According to messages sent to ships in the region, tankers may need to pay between about $0.50 and $1.50 per barrel of oil to pass through the narrow waterway. For large ships, that could mean paying millions of dollars per trip.

The warning was clear. Ships must pay quickly to get approval. Those that try to pass without permission could face serious consequences. Right now, hundreds of vessels are said to be waiting near the Gulf, unsure how the situation will play out.

Why Bitcoin?

The idea behind this move is simple. By asking for Bitcoin or yuan, Iran could avoid the traditional banking system, which is heavily controlled by Western countries and often used to enforce sanctions.

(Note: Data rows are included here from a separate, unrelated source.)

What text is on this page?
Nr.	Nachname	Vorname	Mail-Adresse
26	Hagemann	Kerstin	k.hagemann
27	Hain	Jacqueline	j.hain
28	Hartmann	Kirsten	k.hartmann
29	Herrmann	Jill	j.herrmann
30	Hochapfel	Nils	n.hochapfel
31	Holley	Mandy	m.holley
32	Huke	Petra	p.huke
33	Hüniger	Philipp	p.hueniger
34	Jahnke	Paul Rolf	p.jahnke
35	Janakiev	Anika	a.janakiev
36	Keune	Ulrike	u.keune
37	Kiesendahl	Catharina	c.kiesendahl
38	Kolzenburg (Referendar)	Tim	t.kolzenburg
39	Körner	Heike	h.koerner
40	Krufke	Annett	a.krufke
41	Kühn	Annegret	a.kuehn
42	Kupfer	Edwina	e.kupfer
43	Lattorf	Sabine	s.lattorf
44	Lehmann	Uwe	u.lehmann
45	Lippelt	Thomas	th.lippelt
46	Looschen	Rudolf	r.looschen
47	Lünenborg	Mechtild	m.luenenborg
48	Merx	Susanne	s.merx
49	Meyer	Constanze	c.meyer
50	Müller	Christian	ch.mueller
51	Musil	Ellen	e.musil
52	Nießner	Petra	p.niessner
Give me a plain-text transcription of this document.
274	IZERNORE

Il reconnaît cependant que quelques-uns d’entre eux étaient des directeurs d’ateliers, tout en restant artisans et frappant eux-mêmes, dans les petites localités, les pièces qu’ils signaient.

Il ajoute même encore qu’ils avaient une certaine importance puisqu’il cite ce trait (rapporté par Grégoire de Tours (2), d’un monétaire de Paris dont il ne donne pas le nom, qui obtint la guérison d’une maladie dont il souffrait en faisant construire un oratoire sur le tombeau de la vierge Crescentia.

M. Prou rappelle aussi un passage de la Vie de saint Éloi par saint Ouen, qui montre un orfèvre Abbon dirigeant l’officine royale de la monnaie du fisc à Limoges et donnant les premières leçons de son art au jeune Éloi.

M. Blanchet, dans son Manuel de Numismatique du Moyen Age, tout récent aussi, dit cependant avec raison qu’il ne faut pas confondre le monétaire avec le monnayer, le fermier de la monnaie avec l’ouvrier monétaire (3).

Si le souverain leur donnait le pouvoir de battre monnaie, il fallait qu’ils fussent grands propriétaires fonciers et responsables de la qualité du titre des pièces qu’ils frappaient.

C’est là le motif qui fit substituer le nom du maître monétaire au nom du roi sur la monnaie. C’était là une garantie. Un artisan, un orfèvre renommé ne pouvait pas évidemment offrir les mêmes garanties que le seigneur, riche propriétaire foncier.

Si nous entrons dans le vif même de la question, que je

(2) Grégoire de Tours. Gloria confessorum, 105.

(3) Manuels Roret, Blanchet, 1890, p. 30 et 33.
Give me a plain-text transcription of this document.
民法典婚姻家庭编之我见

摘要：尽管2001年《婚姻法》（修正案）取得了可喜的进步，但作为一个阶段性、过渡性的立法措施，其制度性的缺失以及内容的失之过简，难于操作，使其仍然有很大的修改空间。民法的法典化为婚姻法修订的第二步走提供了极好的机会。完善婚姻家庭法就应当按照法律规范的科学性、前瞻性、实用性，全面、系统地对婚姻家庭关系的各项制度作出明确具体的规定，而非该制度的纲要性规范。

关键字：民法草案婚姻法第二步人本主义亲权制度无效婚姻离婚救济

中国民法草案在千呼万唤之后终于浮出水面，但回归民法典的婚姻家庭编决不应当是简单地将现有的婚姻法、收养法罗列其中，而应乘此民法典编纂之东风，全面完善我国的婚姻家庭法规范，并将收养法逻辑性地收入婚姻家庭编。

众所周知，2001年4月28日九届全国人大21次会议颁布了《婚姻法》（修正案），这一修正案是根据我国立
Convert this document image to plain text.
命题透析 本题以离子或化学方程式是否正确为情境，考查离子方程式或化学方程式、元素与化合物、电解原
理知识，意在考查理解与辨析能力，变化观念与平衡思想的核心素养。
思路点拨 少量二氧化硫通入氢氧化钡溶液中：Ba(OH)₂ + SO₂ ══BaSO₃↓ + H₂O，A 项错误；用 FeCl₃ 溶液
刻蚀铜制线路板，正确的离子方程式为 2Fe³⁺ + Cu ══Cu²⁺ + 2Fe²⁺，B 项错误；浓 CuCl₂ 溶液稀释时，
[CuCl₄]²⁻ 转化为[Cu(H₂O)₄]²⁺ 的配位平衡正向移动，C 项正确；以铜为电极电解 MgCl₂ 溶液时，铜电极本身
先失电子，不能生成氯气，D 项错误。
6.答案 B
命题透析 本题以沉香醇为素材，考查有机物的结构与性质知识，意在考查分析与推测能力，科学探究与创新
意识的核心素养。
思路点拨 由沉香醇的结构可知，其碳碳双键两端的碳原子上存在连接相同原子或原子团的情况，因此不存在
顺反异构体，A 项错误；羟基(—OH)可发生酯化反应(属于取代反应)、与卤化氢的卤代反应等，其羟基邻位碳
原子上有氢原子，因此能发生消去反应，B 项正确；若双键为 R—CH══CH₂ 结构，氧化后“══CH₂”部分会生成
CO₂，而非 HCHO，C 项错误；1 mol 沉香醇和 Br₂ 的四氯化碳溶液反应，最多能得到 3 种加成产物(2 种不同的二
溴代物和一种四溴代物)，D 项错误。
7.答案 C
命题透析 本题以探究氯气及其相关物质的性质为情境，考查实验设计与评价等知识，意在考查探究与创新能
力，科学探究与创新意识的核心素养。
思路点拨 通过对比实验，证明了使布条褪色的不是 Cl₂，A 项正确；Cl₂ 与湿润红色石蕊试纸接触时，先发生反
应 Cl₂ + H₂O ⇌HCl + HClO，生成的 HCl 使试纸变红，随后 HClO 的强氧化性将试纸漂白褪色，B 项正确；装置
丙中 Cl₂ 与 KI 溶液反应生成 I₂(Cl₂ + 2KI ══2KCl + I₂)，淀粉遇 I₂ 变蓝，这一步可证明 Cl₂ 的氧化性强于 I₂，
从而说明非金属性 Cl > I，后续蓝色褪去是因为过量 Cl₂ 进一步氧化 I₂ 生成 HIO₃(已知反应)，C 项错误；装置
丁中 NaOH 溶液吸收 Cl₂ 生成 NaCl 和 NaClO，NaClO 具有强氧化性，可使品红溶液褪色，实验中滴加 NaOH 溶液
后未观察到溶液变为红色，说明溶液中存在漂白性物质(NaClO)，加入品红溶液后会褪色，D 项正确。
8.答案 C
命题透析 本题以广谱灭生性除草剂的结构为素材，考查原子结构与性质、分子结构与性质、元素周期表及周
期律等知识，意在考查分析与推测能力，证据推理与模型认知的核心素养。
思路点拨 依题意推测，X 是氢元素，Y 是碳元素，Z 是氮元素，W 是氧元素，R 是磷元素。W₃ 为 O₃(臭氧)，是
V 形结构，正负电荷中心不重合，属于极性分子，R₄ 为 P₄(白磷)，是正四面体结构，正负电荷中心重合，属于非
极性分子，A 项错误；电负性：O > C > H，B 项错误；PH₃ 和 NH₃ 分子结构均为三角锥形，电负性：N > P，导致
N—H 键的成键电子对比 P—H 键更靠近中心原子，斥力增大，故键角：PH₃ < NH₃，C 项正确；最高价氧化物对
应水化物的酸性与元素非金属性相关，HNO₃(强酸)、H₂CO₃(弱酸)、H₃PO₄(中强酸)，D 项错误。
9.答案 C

BREAKING: Iran is demanding ships pay a toll in Bitcoin to pass through the Strait of Hormuz.

$1 per barrel of oil. Payment must be made in seconds or the ship does not pass.

Vessels that attempt transit without Iranian approval will be destroyed, according to a radio… pic.twitter.com/qcgZa8kGyg

— Bull Theory (@BullTheoryio) April 8, 2026

Instead of using dollars and bank transfers, payments would move through alternative systems. In this case, that could mean direct crypto transfers or non-dollar settlement channels.

Social media fuels big numbers

The story has quickly spread online, especially in crypto circles.

One user on X claimed that if Iran charges around $2 million per ship, that would equal about 27 Bitcoin at current prices. If around 130 ships pass daily, as they did before tensions rose, that could mean over 3,600 Bitcoin in daily payments.

For comparison, only about 450 Bitcoins are mined each day.

The user suggested this could allow Iran to build a large Bitcoin reserve over time. But these estimates are based on assumptions, and there is no proof this level of activity is happening.

Is this actually happening?

There are reports that some ships may already be using non-dollar payments to pass through the region, but details are limited.

It’s still unclear:

  • How many ships would agree to pay
  • Whether insurers would allow it
  • How governments would respond

Because of these unknowns, the plan may not scale easily.